When I exited the cave, dripping wet with water, I came face to face with Avery. She looked at me like a piece of animal dung she had stepped in. “I almost went back in to see what was keeping you. Did you fall in that pool?”

“I … ” I studied Avery’s face. “How long was I gone?”

“What are you talking about?” Avery raised an eyebrow. “Just a few minutes. Did you lose consciousness?”

I shook my head.

“What did you do to your hair? Did you lop it off with the ax?”

I fingered my shorn tresses. So that change made it through the journey. To Avery, I’d walked into the cavern with long hair and walked out with short. It might have drawn attention away from the changes to my clothing—not that my dresses looked very different. But my back was missing the terrible sewing job Avery had done long ago. “Yeah … it was getting in the way.”

“If you say so. The men will love that.” Avery shrugged. “And maybe next time save the swim until after you’ve worked up a sweat.”

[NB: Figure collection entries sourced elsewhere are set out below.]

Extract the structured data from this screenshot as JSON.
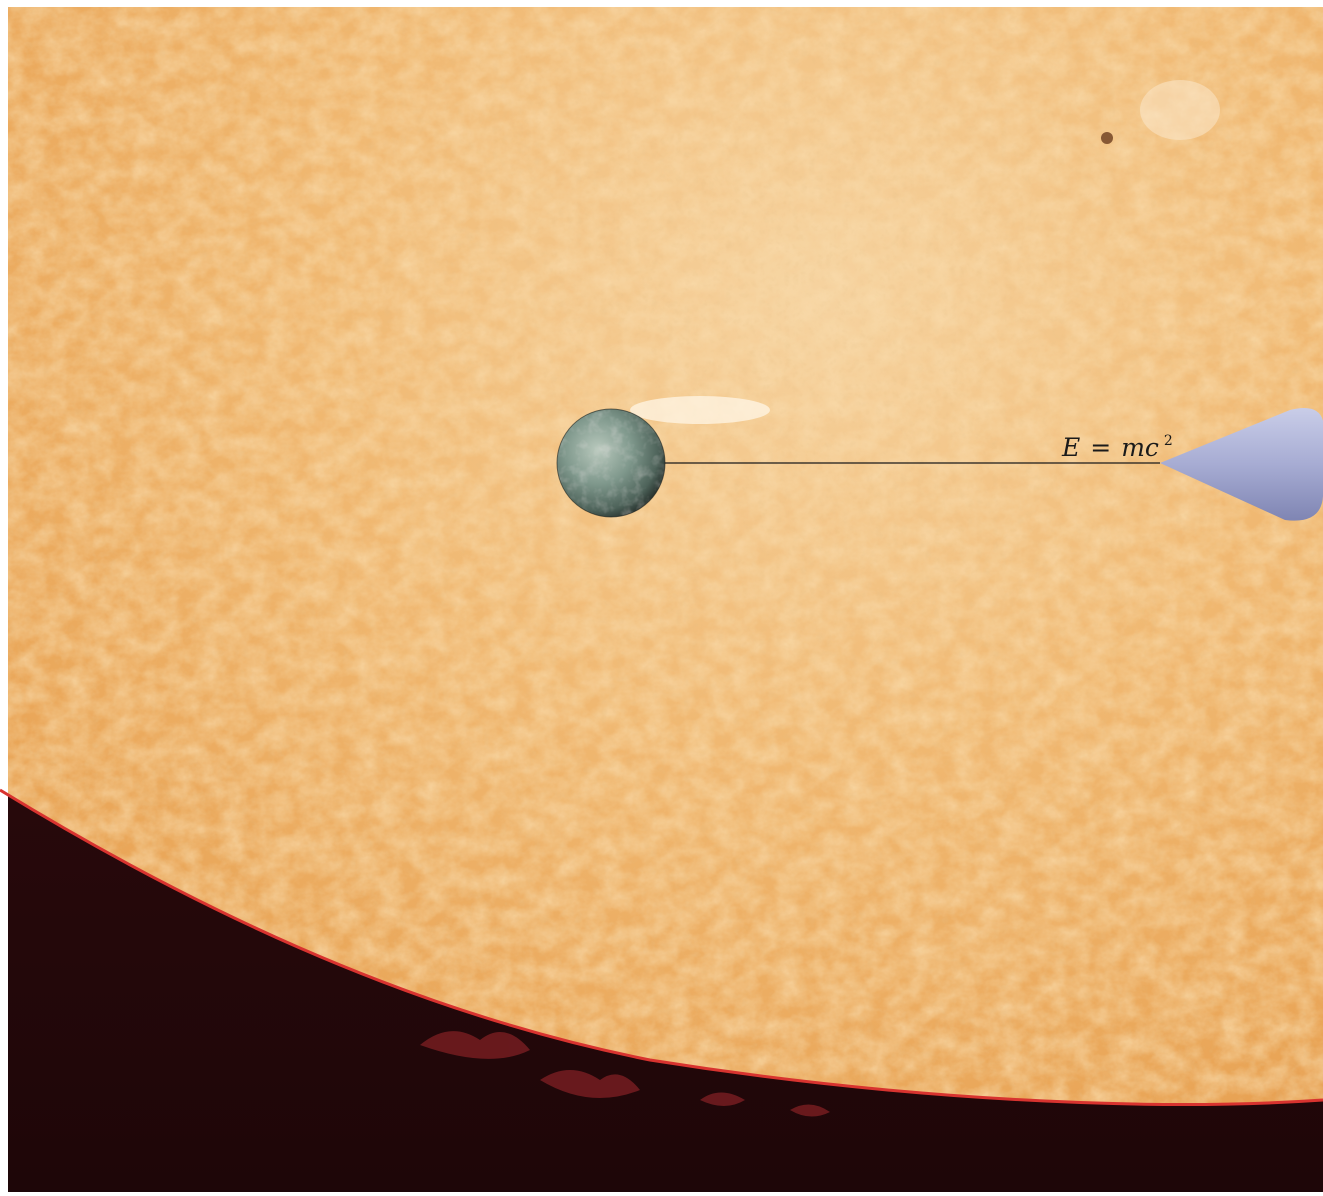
{
  "scene": {
    "formula": {
      "lhs": "E",
      "equals": "=",
      "rhs": "mc",
      "exponent": "2"
    },
    "colors": {
      "space": "#2a0a0c",
      "sun_surface": "#f0b86a",
      "sun_limb": "#d8332f",
      "planet": "#5f7d73",
      "cone": "#a9aed6",
      "line": "#1a1a1a"
    }
  }
}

We worked for hours. I felt almost as if I’d never been gone. As if my home was the dream. This felt so natural, so real. Like I didn’t have anything terrible behind or before me, just the whack, whack, whack of the ax. I wondered how we were going to carry all of the wood back to the village without a wheelbarrow, and whether we’d bring it back to the commune or to a workshop I hadn’t yet seen, but Avery said not to worry about it. Some days she just felled the tree and left the collecting for another day’s labor. She was far enough ahead in her work that the men didn’t care how she paced herself.